Resolved during this design review (2026-05-14):

1. Bridge: cgo + Swift dynamic library. No sidecar process, no shell-out to the container CLI. Single binary at the Go side, one embedded dylib. Spike evidence in examples/applecontainer-spike/.
2. SwiftPM dep pinned via exact:. Bumps are deliberate PRs that re-run PR-H's parity suite. Documented evidence of breakage in §5.
3. Daemon required, probed at runtime construction. Constructor calls ClientHealthCheck.ping; returns *runtime.DaemonUnavailableError if missing. No fallback, no auto-start.
4. Dylib distribution: go:embed + dlopen. Hash-named file in os.UserCacheDir(). Single artifact for consumers; no install step beyond brew install container for the daemon itself.
5. ComposeRuntime not implemented. Type assertion fails, engine returns ErrNotImplemented. Documented per §9 so future contributors don't backtrack into the question.
6. Build constraints: //go:build darwin && arm64, macOS 15+. Cross-compilation from non-darwin hosts not supported when this runtime is compiled in. Rest of repo unaffected.
7. API surface marked stable from M6 v0.1. The Go-side runtime.Runtime interface doesn't change for this backend; the bridge dylib version is an internal detail not exposed to consumers.

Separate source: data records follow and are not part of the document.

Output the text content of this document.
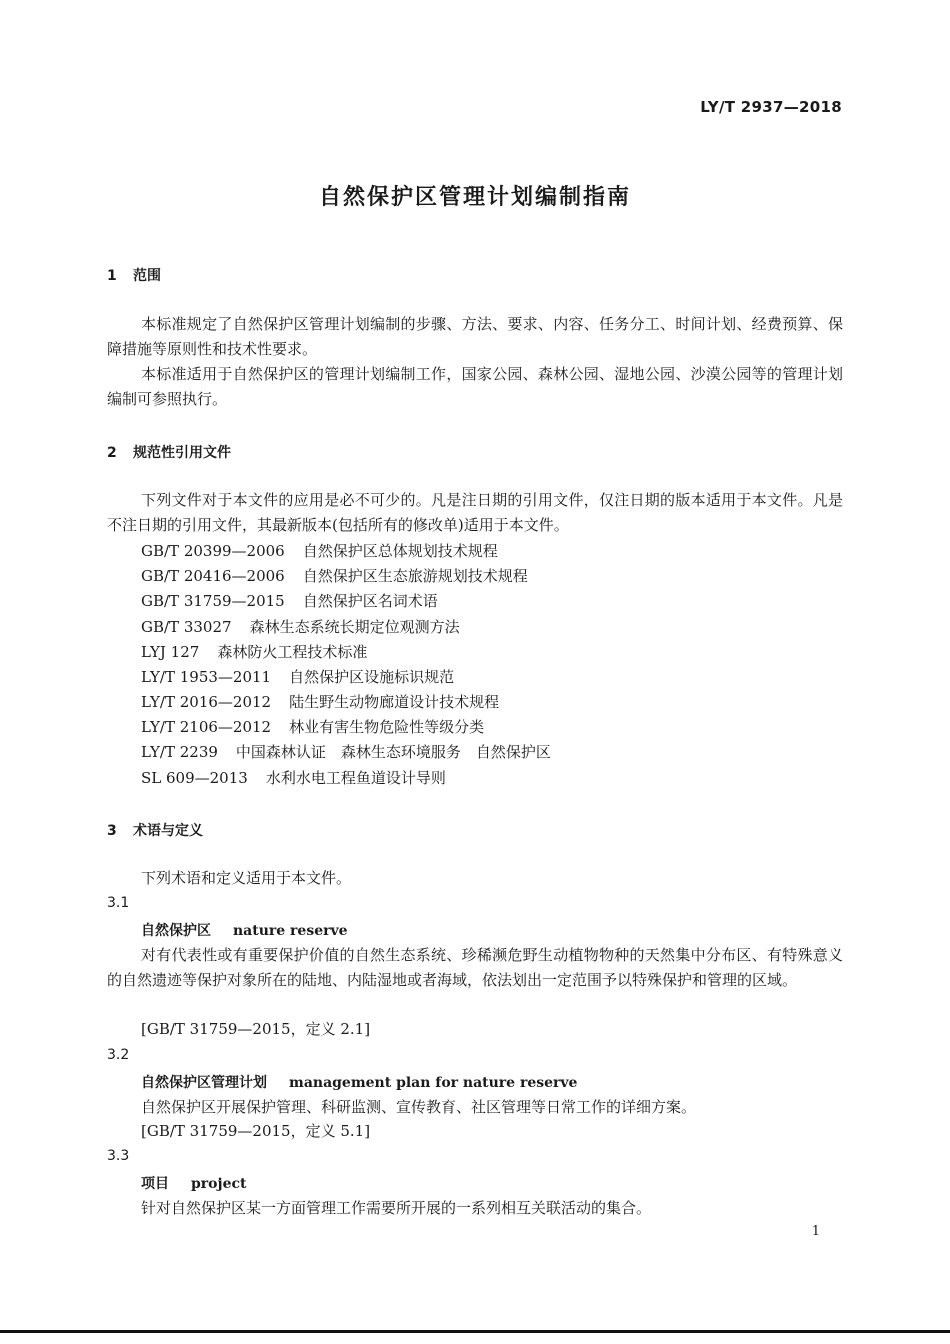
LY/T 2937—2018
自然保护区管理计划编制指南
1 范围
本标准规定了自然保护区管理计划编制的步骤、方法、要求、内容、任务分工、时间计划、经费预算、保障措施等原则性和技术性要求。
本标准适用于自然保护区的管理计划编制工作，国家公园、森林公园、湿地公园、沙漠公园等的管理计划编制可参照执行。
2 规范性引用文件
下列文件对于本文件的应用是必不可少的。凡是注日期的引用文件，仅注日期的版本适用于本文件。凡是不注日期的引用文件，其最新版本(包括所有的修改单)适用于本文件。
GB/T 20399—2006 自然保护区总体规划技术规程
GB/T 20416—2006 自然保护区生态旅游规划技术规程
GB/T 31759—2015 自然保护区名词术语
GB/T 33027 森林生态系统长期定位观测方法
LYJ 127 森林防火工程技术标准
LY/T 1953—2011 自然保护区设施标识规范
LY/T 2016—2012 陆生野生动物廊道设计技术规程
LY/T 2106—2012 林业有害生物危险性等级分类
LY/T 2239 中国森林认证　森林生态环境服务　自然保护区
SL 609—2013 水利水电工程鱼道设计导则
3 术语与定义
下列术语和定义适用于本文件。
3.1
自然保护区 nature reserve
对有代表性或有重要保护价值的自然生态系统、珍稀濒危野生动植物物种的天然集中分布区、有特殊意义的自然遗迹等保护对象所在的陆地、内陆湿地或者海域，依法划出一定范围予以特殊保护和管理的区域。
[GB/T 31759—2015，定义 2.1]
3.2
自然保护区管理计划 management plan for nature reserve
自然保护区开展保护管理、科研监测、宣传教育、社区管理等日常工作的详细方案。
[GB/T 31759—2015，定义 5.1]
3.3
项目 project
针对自然保护区某一方面管理工作需要所开展的一系列相互关联活动的集合。
1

8. Skip updateRemoteUserUID for apple-container. Validated by the §10.1 probe 3 — virtiofs is identity-permissive, so the UID reconciliation that runtime/docker performs is unnecessary and would be harmful (modifies the in-container user's UID for no benefit). PR-C wires Engine.Up to short-circuit the updateRemoteUserUID path when the runtime is apple-container. Mechanism: a small capability flag on the Runtime interface (rather than a type assertion against an apple-container-only marker interface) so future backends can opt in without coupling the engine to backend identity.